The cuisine is a mashup of American influence, Japanese flavors, and tropical ingredients. Thursdays are the big days to hit up the street markets and grab some salty, pickled papaya or chicken kelaguen (a local take on chicken salad), beef kelaguen (raw meat "cooked" with tons of lemon). Or hit the red rice, short ribs, and barbecue chicken. Dipping sauces for dishes like these is typically finadenne, a combination of soy sauce, vinegar, chiles, and onions. Finish with latiyas, a Chamorro custard cake dessert. -- Agnes Constante, Thrillist contributor
How small is it? 8,124 square miles
Or, roughly: New Jersey minus Ocean County
Tiny fact: The smallest country in Central America boasts the region’s largest shopping mall, the MetroCentro in San Salvador.
Let’s just get it outta the way now: Yeah, El Salvador has a murder problem -- its capital San Salvador is the most murderous city in the world. But the good news for you, dear traveller, is your average Salvadorian street gang has absolutely zero interest in messing with tourists. And there should be more of us going there! El Salvador is the only Central American country without a Caribbean coastline, but with oceanfront like they’ve got on the Pacific, they don’t need it. It might have the best surfing of any country on the Pacific coast, more challenging than its famous neighbor in Costa Rica, and far less crowded. San Sebastian is El Salvador’s most famous surf town, but spending a few days hopping from there to La Libertad to Tamanique is as much a cultural education as it is a trip to the ocean. Hell, even if you DON’T surf, a trip here is every bit as beautiful as California’s Pacific Coast, at a fraction the price.
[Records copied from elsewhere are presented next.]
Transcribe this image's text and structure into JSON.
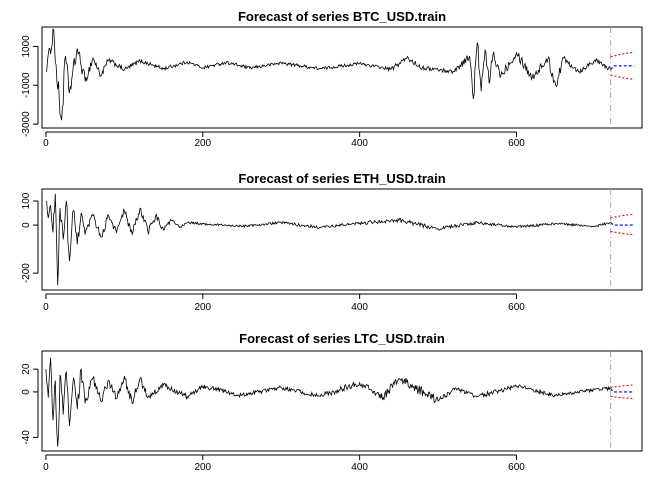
{
  "chart_data": [
    {
      "type": "line",
      "title": "Forecast of series BTC_USD.train",
      "xlabel": "",
      "ylabel": "",
      "xlim": [
        -5,
        760
      ],
      "ylim": [
        -3200,
        2000
      ],
      "xticks": [
        0,
        200,
        400,
        600
      ],
      "yticks": [
        1000,
        -1000,
        -3000
      ],
      "train_end": 720,
      "forecast_horizon": 30,
      "forecast_mean": 0,
      "forecast_lower": -700,
      "forecast_upper": 700,
      "series": [
        {
          "name": "",
          "x": [
            0,
            5,
            10,
            15,
            20,
            25,
            30,
            40,
            50,
            60,
            70,
            80,
            100,
            120,
            150,
            180,
            200,
            230,
            260,
            300,
            350,
            400,
            440,
            460,
            480,
            520,
            540,
            545,
            550,
            555,
            560,
            565,
            570,
            580,
            600,
            620,
            640,
            650,
            660,
            680,
            700,
            720
          ],
          "y": [
            -300,
            900,
            1800,
            -1200,
            -2800,
            500,
            -1400,
            900,
            -800,
            400,
            -500,
            300,
            -200,
            250,
            -150,
            200,
            -100,
            180,
            -120,
            150,
            -150,
            120,
            -180,
            400,
            -100,
            -300,
            500,
            -1700,
            1200,
            -1300,
            800,
            -900,
            600,
            -500,
            700,
            -600,
            350,
            -1000,
            400,
            -300,
            300,
            -200
          ]
        }
      ]
    },
    {
      "type": "line",
      "title": "Forecast of series ETH_USD.train",
      "xlabel": "",
      "ylabel": "",
      "xlim": [
        -5,
        760
      ],
      "ylim": [
        -270,
        150
      ],
      "xticks": [
        0,
        200,
        400,
        600
      ],
      "yticks": [
        100,
        0,
        -200
      ],
      "train_end": 720,
      "forecast_horizon": 30,
      "forecast_mean": 0,
      "forecast_lower": -40,
      "forecast_upper": 45,
      "series": [
        {
          "name": "",
          "x": [
            0,
            3,
            6,
            9,
            12,
            15,
            18,
            22,
            26,
            30,
            35,
            40,
            45,
            50,
            60,
            70,
            80,
            90,
            100,
            110,
            120,
            130,
            140,
            150,
            160,
            170,
            180,
            200,
            250,
            300,
            350,
            400,
            450,
            500,
            550,
            600,
            650,
            700,
            720
          ],
          "y": [
            100,
            30,
            80,
            -30,
            130,
            -250,
            70,
            -60,
            100,
            -150,
            60,
            -80,
            50,
            -40,
            40,
            -50,
            40,
            -30,
            60,
            -40,
            70,
            -30,
            40,
            -20,
            20,
            -10,
            10,
            5,
            -5,
            10,
            -10,
            8,
            20,
            -15,
            10,
            -8,
            6,
            -5,
            10
          ]
        }
      ]
    },
    {
      "type": "line",
      "title": "Forecast of series LTC_USD.train",
      "xlabel": "",
      "ylabel": "",
      "xlim": [
        -5,
        760
      ],
      "ylim": [
        -52,
        36
      ],
      "xticks": [
        0,
        200,
        400,
        600
      ],
      "yticks": [
        20,
        0,
        -40
      ],
      "train_end": 720,
      "forecast_horizon": 30,
      "forecast_mean": 0,
      "forecast_lower": -6,
      "forecast_upper": 6,
      "series": [
        {
          "name": "",
          "x": [
            0,
            3,
            6,
            9,
            12,
            15,
            18,
            22,
            26,
            30,
            35,
            40,
            45,
            50,
            60,
            70,
            80,
            90,
            100,
            110,
            120,
            130,
            150,
            180,
            200,
            250,
            300,
            350,
            400,
            430,
            450,
            500,
            520,
            550,
            600,
            650,
            700,
            720
          ],
          "y": [
            20,
            -5,
            30,
            -25,
            10,
            -48,
            15,
            -20,
            18,
            -30,
            12,
            -15,
            20,
            -10,
            12,
            -8,
            10,
            -6,
            14,
            -10,
            12,
            -5,
            6,
            -4,
            5,
            -3,
            4,
            -4,
            8,
            -5,
            12,
            -8,
            3,
            -4,
            5,
            -3,
            2,
            3
          ]
        }
      ]
    }
  ]
}
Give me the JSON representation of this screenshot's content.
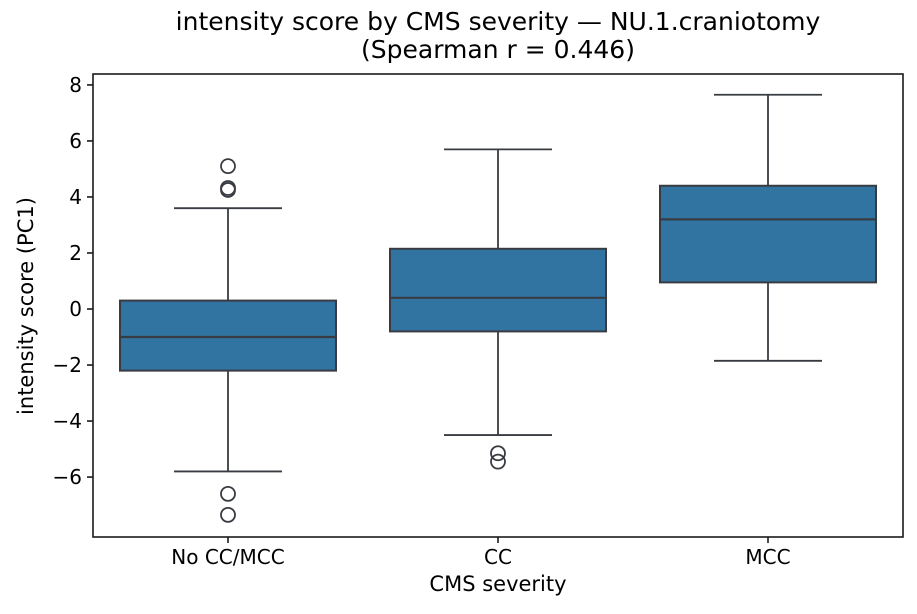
{
  "chart_data": {
    "type": "box",
    "title": "intensity score by CMS severity — NU.1.craniotomy",
    "subtitle": "(Spearman r = 0.446)",
    "xlabel": "CMS severity",
    "ylabel": "intensity score (PC1)",
    "categories": [
      "No CC/MCC",
      "CC",
      "MCC"
    ],
    "yticks": [
      8,
      6,
      4,
      2,
      0,
      -2,
      -4,
      -6
    ],
    "ylim": [
      -8.14,
      8.39
    ],
    "grid": false,
    "legend": false,
    "boxes": [
      {
        "category": "No CC/MCC",
        "whisker_low": -5.8,
        "q1": -2.2,
        "median": -1.0,
        "q3": 0.3,
        "whisker_high": 3.6,
        "outliers": [
          5.1,
          4.32,
          4.25,
          -6.6,
          -7.35
        ]
      },
      {
        "category": "CC",
        "whisker_low": -4.5,
        "q1": -0.8,
        "median": 0.4,
        "q3": 2.15,
        "whisker_high": 5.7,
        "outliers": [
          -5.15,
          -5.45
        ]
      },
      {
        "category": "MCC",
        "whisker_low": -1.85,
        "q1": 0.95,
        "median": 3.2,
        "q3": 4.4,
        "whisker_high": 7.65,
        "outliers": []
      }
    ],
    "colors": {
      "box_fill": "#3274a1",
      "box_line": "#383c42",
      "axis": "#1a1a1a",
      "text": "#000000"
    }
  }
}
But this place is magical even away from the water. A challenging hike to the top of the Santa Ana volcano will have you peering from above the clouds down into a turquoise lake in the middle of the crater. A short drive down the road from there brings you to Lago de Coatepeque, where you can enjoy a fine steak dinner at restaurants overlooking the water for about what you’d pay at TGI Friday’s. And lakeside homes are easy to rent, cheaply, and a great home base for exploring the natural side of the country. - M.M.